Monokultur

 

Im letzten Herbst musste ich einige Wochen im Krankenhaus zubringen.

So etwas ist nicht schön, besonders wenn man bedenkt, dass man außer Operationen und all dem, was damit zusammenhängt, auch tapfer die Gegenwart von Zimmernachbarinnen ertragen muss.

Ich hatte im Lauf der Wochen fünf davon, die sich zwar in Alter, sozialem Umfeld und Bildungsstand erheblich voneinander unterschieden, von denen aber vier dieselbe Leidenschaft hatten: die täglichen Seifenopern.

Sie hatten alle viel Besuch, und ich fand bestätigt, was ich schon immer geahnt hatte: Plattdeutsch ist eine Sprache, die nur laut gesprochen werden kann („…und use Gustav is ok all föftig.“ „Nee, dat is ja wohl nich woar. Föftig all?“

Jo, de is all föftig.“).

Aber der Besuch ging, bzw. wurde so verabschiedet, dass man den bewussten Sender mit den Soaps rechtzeitig einschalten konnte.
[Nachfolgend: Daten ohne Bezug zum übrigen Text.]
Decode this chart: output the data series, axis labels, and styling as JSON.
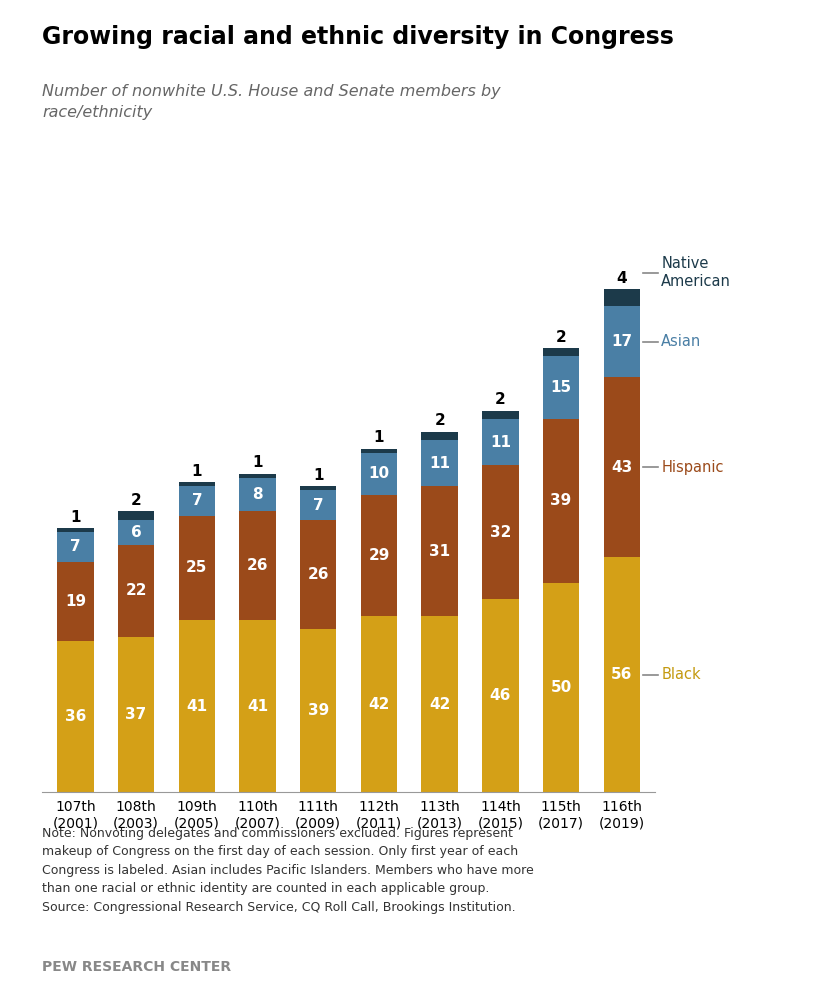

Frau K. ,78 Jahre alt, verwitwet: „Och, ich kuck das, seitdem das angefangen hat, und dann will man ja auch wissen, wie das weitergeht – da ist vielleicht immer was los!“

Ich kann sie gut verstehen; wenn ich mein Leben lang Umländerwiek zweihundertundnochwas gewohnt hätte, würde ich wahrscheinlich auch nach der Figur des bleichen Barons lechzen, dessen Finger nervös mit einem Revolver spielen. Sein Mienenspiel hat nur eine Variante drauf: starr kucken.

Ich hatte mir bis dato noch niemals irgendeine Folge von irgendeiner Soap angesehen, noch nicht einmal Lindenstraße, von ein bis zwei Folgen der „Ewings“ vor 30 Jahren mal abgesehen. Wie soll ich z.B. Kolumnen schreiben könne, wenn ich pausenlos „GZSZ“ kucken würde? Oder „Verbotene Liebe“ – obwohl, das geht noch. Besonders, wenn man den Ton abschaltet. Meine jeweiligen Bettnachbarinnen schauten und lauschten ergriffen, während ich geradezu sprachlos war über soviel Flachheit und schauspielerischem Unvermögen.
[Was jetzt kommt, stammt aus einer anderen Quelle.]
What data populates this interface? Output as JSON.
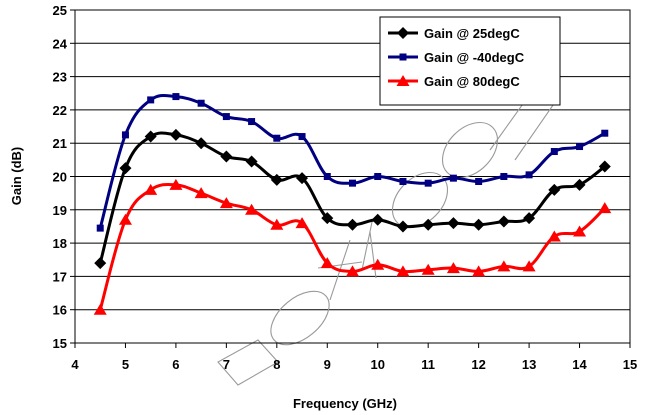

Weil ich nun mal da lag und kaum meine Augen abwenden konnte, sah ich mir eine Folge mit geradezu klinischem Interesse an.

Die Familie sitzt zu Tisch und diniert. Die Schönen und die Reichen, und vor allem eine nicht mehr ganz so knackig Schöne und Reiche. Das einzige Mal, dass ich meine Kopfhörer eingeschaltet hatte, sagte die Dame: „Oh, übrigens, ich habe Max die Verwaltung der Aktienpakete überlassen – jemand was dagegen?“

Eisiges Schweigen. Auch ich schaltete auf „Ton aus“, weil Sätze so schlichter Schönheit einfach nicht durch Anhäufung von Trivialitäten zerstört werden dürfen.

Die Mienen der Familienmitglieder zeigten, dass sie sehr wohl etwas dagegen hatten, aber die Aktienpaket-Dame wurde nur kühl ignoriert.

 

Ab und zu wurde dies einseitige Programm durch ein anderes unterbrochen. Dies Krankenhaus ist ein sehr katholisches , und deshalb wurde die Heilige Messe am Sonntag übertragen. Bei Frau K. wurde das am Nachttisch befestigte Tischchen leer geräumt, ein Deckchen aufgelegt und eine Gas-Kerze aufgestellt, die – zack!- per Daumendruck zum Leben erwachte. ( Bei mir natürlich nicht, ich bin ja bloß eine Protestantin)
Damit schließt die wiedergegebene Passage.